Here are some thoughts along this line:

We are entering in a contract with HackerOne to have dedicated people attack and attempt to break various parts of our codebase (whatever I determine is in scope for them). This will allow us to have people who regularly attempt to break things put attention towards us and disclose what they find in a professional manner that we can mitigate. AFAIK this does not put things in scope like our back-end infrastructure (which we should be actively attempting to get rid of).
Since they cannot properly reason about things we rely on outside our codebase, doing something along this proposal will drastically increase our awareness of our weaknesses, but also slow down the development of new features as it’s clear everyone who works here is already quite busy. This is not necessarily a bad thing, but something we have to come to terms with. For instance, if we do a day of attacking some part of Status, and find 2 severe issues, how long does it take to coordinate, reason about, and fix said issues? I’d argue it doesn’t matter, as we shouldn’t be moving forward without fixing them. Some might feel otherwise.
Is it possible to get to a state of release if we spend all of our time finding and fixing things, and not thinking about / implementing new and novel features? I’d argue that if we don’t have a solid foundation, it doesn’t matter, but I think we’re all feeling the time crunch as this point in the crypto winter.
Something like this will allow us to really flesh out the details of our dependencies, and build strong confidence around what works and is resistant to attack (within the confines of our own expertise). This then helps us reason about what we should be asking others to look at to break.
In regards to us doing the attacking. There is an aspect of doing this that is completely artificial, as we know we are doing it. Social attacks work because people don’t know they are under attack, as do other forms of malicious behavior. Internal attacking goes a long way for us to look into weaknesses, but at some point, outsiders have to do it without majority internal knowledge to gain better knowledge of readiness and resilience to attack.

Bruno · November 27, 2018, 2:13pm

All good points. It would indeed be ideal if external people were doing this. There could be “spies” in the organization who could feed external teams some of these known vulnerabilities and attack vectors.

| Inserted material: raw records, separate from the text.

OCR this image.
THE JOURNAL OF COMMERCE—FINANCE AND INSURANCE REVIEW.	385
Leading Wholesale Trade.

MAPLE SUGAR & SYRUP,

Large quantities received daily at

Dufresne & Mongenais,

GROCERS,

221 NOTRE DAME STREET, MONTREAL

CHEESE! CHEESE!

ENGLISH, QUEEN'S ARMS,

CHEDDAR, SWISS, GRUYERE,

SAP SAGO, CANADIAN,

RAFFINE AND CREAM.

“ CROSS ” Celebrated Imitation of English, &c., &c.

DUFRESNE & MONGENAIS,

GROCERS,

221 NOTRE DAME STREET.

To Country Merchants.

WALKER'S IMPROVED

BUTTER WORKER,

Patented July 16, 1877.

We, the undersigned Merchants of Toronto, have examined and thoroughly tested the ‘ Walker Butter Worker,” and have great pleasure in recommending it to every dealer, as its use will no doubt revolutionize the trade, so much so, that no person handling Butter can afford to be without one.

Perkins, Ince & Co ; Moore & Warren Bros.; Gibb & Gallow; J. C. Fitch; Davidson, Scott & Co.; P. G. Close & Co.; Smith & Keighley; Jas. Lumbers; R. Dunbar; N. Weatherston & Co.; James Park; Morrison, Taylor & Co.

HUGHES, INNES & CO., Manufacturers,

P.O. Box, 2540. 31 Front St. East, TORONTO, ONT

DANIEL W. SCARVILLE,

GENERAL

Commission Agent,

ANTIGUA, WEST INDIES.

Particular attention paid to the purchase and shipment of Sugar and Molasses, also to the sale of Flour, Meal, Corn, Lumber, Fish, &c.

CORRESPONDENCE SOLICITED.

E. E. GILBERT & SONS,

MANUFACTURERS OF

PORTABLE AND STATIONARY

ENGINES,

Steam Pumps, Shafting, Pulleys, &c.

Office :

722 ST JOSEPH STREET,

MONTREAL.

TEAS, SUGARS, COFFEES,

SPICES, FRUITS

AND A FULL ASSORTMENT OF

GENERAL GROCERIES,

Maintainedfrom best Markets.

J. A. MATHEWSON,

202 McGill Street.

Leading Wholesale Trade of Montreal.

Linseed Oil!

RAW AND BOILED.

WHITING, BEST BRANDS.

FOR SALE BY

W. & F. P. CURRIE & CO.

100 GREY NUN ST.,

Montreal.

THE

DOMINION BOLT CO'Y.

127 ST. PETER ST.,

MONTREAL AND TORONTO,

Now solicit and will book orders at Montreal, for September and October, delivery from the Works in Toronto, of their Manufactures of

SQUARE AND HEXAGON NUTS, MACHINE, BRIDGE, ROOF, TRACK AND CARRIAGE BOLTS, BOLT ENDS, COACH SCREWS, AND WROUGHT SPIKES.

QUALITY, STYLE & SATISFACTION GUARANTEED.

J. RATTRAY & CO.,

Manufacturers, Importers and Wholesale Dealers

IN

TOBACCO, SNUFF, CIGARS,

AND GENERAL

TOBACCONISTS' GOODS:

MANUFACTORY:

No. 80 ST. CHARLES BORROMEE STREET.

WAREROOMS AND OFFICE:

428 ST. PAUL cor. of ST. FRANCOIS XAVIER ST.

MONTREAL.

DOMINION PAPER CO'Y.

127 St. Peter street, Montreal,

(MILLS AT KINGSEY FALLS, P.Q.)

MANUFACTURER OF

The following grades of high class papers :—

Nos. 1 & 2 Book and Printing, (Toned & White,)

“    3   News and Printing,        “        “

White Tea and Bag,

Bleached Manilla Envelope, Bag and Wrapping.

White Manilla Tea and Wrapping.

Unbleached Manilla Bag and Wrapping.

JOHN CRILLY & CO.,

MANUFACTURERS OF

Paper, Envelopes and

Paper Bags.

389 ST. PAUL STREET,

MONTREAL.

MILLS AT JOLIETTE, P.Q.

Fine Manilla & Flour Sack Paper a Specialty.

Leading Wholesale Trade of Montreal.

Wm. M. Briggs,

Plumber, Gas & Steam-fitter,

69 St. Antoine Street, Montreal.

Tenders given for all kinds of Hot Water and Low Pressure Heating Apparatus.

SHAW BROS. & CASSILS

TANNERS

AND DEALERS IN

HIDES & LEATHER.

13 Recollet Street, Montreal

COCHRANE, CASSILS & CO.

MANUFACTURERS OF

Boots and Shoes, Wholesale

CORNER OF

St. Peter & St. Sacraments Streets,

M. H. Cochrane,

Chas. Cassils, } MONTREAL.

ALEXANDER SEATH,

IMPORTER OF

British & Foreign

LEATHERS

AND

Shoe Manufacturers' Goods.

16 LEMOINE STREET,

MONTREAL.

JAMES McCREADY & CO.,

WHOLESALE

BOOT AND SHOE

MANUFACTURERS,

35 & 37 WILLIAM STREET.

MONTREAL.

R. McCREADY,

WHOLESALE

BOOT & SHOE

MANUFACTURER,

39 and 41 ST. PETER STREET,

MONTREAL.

However, most of the deadliest attacks cannot be done without internal support because we do need to kill and work around the most egregious examples of third party reliance: etherscan and infura. Those can only be knocked out by either preventing the app from talking to them (internal etc/hosts emulation), or by talking these services into collaborating with us (or a third party) on an attack and blocking our app’s requests. Warrants some thinking, I guess, but I don’t think social attacks should fit into this category - those are out of scope. You cannot effectively immunize people against attacks, but you can make the system near invulnerable. I say leave people security for another day.

Anyway, another attack surface is dependencies. Status being very complicated to get started with does not help with identifying those. As an example, when I tried to extract the code for generating random Status names for reuse in Nim, I ran into the fact that the generation hops through something like 10 files and 3 dependencies to pull in a simple Mersenne twister based on the JavaScript-based Chance.js package, which is ultimately a seeded randomizer. Coincidentally, those 10 levels of dependencies could have been avoided because there is a clojure native implementation of Mersenne (granted, this is clojure not clojurescript so I’m out of my depth and might be wrong). Why are dependency chains bad? Well, you never know what you’re going to get, especially in JavaScript land. case in point 2 - related by @arnetheduck: attack explainer here

Dramatically reducing dependencies would help a lot, and they also make for a nice attack surface, but again, support from the team is needed. For example, the package resolver could be modified to first pull packages when building status from an internal package repository, and then if not found there, pull from NPM (during attack day only). This would let attackers replace a dependency and simulate an invalid or infected dependency, which would let us test resilience on that front.